Thursday, November 6, 2014

Women and the 2014 Election

Women and the 114th Congress--Good News, Sorta (Or Is It Bad News?)

The Center for American Women and Politics (Rutgers, the State University of New Jersey) has issued its "Election Watch" report for the 2014 election: "2014: Not a Landmark Year for Women, Despite Some Notable Firsts." While there is some improvement in representation for women, the pace is glacial. 

So, first, the good news: "At least 101 women--and possibly as many as 105--will serve in the 114th Congress" (CAWP). And then the bad: even with 20 women in the Senate and 81 in the House, women will still hold only 18.5 percent of the combined 535 seats in the U.S. Congress. If all five women whose races have not yet been decided (1 in the Senate and 3 in the House of Representatives) are ultimately elected, this percentage could climb all the way to 19.5 percent.

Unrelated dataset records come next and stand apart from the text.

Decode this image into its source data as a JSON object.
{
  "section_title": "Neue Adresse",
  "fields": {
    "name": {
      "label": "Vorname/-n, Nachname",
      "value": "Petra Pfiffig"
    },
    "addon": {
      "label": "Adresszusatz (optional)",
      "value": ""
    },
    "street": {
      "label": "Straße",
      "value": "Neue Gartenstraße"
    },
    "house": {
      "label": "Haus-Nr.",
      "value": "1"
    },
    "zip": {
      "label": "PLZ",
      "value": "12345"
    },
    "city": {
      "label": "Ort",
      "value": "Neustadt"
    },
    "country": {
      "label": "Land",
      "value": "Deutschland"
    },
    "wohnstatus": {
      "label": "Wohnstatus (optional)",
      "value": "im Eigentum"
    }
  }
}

By way of contrast, there were 99 women serving in the 113th Congress, 20 in the Senate and 79 in the House.
This graph is from Slate's report on the election
The figures for statewide elective office aren't cause for much optimism either. While the highest rate of representative for women in statewide elective offices is 41.1 percent (Vermont), the lowest rates are grim (South Carolina, 10 percent; Louisiana, 12.5 percent; Oklahoma, 13.4 percent). 

As Gail Collins notes in her post-election op-ed, "Always Look on the Bright Side," at its current rate of growth, American women can expect to achieve equality of representation "sometime around 2078." That's about twenty years after women might finally achieve equal pay: the Institute for Women's Policy Research calculates that, if change continues at the same slow pace it has since the passage of the 1963 Equal Pay Act, it will take another fifty years, until 2058, for women to finally reach pay parity. 

Unlike Collins, I pretty much never look on the bright side.